De niet-nakoming van de informatieverplichting met betrekking tot de mogelijkheid van vrijwillige voortzetting van de aanvullingsregeling 55min leidt ertoe dat Bpf Bouw de overschrijding van de termijn van negen maanden voor het doen van een verzoek tot vrijwillige voortzetting, niet aan [geïntimeerde] kan tegenwerpen. Hiertoe is het volgende bepalend. Op de eerste plaats heeft Bpf Bouw door de genoemde niet-nakoming [geïntimeerde] de kans onthouden zelf een vervangende voorziening te treffen voor de beëindigde verplichte deelneming aan de aanvullingsregeling 55min, in het bijzonder door gebruik te maken van de mogelijkheid van vrijwillige voortzetting daarvan. Op de tweede plaats staat buiten kijf – naar volgt uit hetgeen de kantonrechter, in hoger beroep onbestreden, in rechtsoverweging 9 van het aangevallen vonnis heeft overwogen – dat Bpf Bouw [geïntimeerde] zou hebben toegestaan de deelneming aan de aanvullingsregeling 55min vrijwillig voort te zetten als deze daarom binnen de voor hem geldende termijn zou hebben verzocht. Op de derde plaats heeft de beëindiging van de aanvullingsregeling 55min zónder vrijwillige voortzetting daarvan draconische gevolgen voor de pensioenopbouw van [geïntimeerde] , aangezien hij in dat geval geen recht heeft op een voorwaardelijk pensioen op grond van de aanvullingsregeling 55min en zijn te bereiken ouderdomspensioen alsdan met het bedrag van dat voorwaardelijke pensioen – in vergelijking met het uniforme pensioenoverzicht uit 2012 feitelijk met meer dan de helft – wordt verlaagd, terwijl uit niets blijkt dat [geïntimeerde] binnen de voor hem geldende termijn zich ervan bewust is geweest dat hij die gevolgen kon ecarteren door het aanvragen van vrijwillige voortzetting voor de duur van nauwelijks meer dan een half jaar (tot aan het bereiken van de 60-jarige leeftijd).
3.14.
Onder bovenbeschreven omstandigheden, tezamen en in onderlinge samenhang beschouwd, is het beroep van Bpf Bouw op de overschrijding van de termijn van negen maanden door [geïntimeerde] naar maatstaven van redelijkheid en billijkheid onaanvaardbaar, zoals ook de kantonrechter heeft geoordeeld.
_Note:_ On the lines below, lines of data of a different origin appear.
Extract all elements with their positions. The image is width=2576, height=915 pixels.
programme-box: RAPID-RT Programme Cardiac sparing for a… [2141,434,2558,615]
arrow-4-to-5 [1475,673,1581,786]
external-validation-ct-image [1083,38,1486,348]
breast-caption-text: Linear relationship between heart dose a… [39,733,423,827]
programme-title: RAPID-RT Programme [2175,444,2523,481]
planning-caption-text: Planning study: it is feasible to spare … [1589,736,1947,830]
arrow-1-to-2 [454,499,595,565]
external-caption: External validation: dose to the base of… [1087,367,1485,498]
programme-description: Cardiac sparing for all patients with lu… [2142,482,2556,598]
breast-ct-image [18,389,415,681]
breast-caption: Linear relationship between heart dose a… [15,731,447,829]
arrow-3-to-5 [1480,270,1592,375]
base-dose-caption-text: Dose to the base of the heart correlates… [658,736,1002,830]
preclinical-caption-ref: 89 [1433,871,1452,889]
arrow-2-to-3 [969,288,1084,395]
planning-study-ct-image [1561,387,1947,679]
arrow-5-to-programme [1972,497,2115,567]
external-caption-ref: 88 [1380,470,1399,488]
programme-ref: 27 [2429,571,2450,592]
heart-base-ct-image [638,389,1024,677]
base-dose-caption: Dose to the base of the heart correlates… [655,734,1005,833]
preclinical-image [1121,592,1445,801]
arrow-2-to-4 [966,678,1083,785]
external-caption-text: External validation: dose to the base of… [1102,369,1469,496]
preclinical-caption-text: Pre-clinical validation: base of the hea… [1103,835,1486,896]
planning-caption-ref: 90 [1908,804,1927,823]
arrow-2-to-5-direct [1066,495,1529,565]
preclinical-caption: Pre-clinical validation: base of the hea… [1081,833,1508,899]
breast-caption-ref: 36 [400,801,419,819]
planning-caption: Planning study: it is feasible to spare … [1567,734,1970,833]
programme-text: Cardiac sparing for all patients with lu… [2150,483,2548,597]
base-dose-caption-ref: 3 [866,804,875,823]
Noch het doel van de aanvullingsregeling 55min – het mogelijk maken van uittreding vóór de 65-jarige leeftijd –, noch de oplettendheid die volgens Bpf Bouw bij het eindigen van zijn dienstverband van [geïntimeerde] zelf mocht worden verwacht, noch het belang bij behoud van draagvlak voor de aanvullingsregeling 55min binnen de sector bouwnijverheid, noch hetgeen Bpf Bouw voor het overige heeft aangevoerd, rechtvaardigt een andersluidend oordeel. Dit brengt mee dat [geïntimeerde] jegens Bpf Bouw aanspraak heeft op vrijwillige voortzetting van de aanvullingsregeling 55min voor eigen rekening vanaf 16 januari 2012, ongeacht de overschrijding van de voorgeschreven termijn voor het doen van een verzoek daartoe. De bij het bestreden vonnis gegeven verklaring voor recht, waarmee deze aanspraak is erkend, wordt daarom in stand gelaten, mede in aanmerking genomen dat tussen partijen geen geschil bestaat over de vrijwillige voortzetting van de voor [geïntimeerde] geldende pensioenregeling bij Bpf Bouw – ook – voor het overige, welke verdere voortzetting in de gegeven verklaring voor recht is begrepen.
3.15.
De slotsom uit het bovenstaande is dat de grieven niet tot de vernietiging van het bestreden vonnis kunnen leiden en dat dat vonnis dus zal worden bekrachtigd. Geen grond is aanwezig om aan de gegeven verklaring voor recht de voorwaarde te verbinden dat [geïntimeerde] de voor vrijwillige voortzetting – van de aanvullingsregeling 55min – verschuldigde premie aan Bpf Bouw betaalt, zoals Bpf Bouw bij de memorie van grieven heeft verzocht, aangezien [geïntimeerde] zich onomwonden tot betaling van die premie bereid heeft verklaard en, mede hierom, niet valt in te zien dat Bpf Bouw bij oplegging van de genoemde voorwaarde voldoende belang heeft. Als de in het ongelijk gestelde partij zal Bpf Bouw worden veroordeeld in de kosten van de procedure in hoger beroep.

4.Beslissing

Het hof:
bekrachtigt het vonnis waarvan beroep;
veroordeelt Bpf Bouw in de kosten van het geding in hoger beroep, tot op heden aan de zijde van [geïntimeerde] begroot op € 314,- aan verschotten en € 1.341,- voor salaris advocaat.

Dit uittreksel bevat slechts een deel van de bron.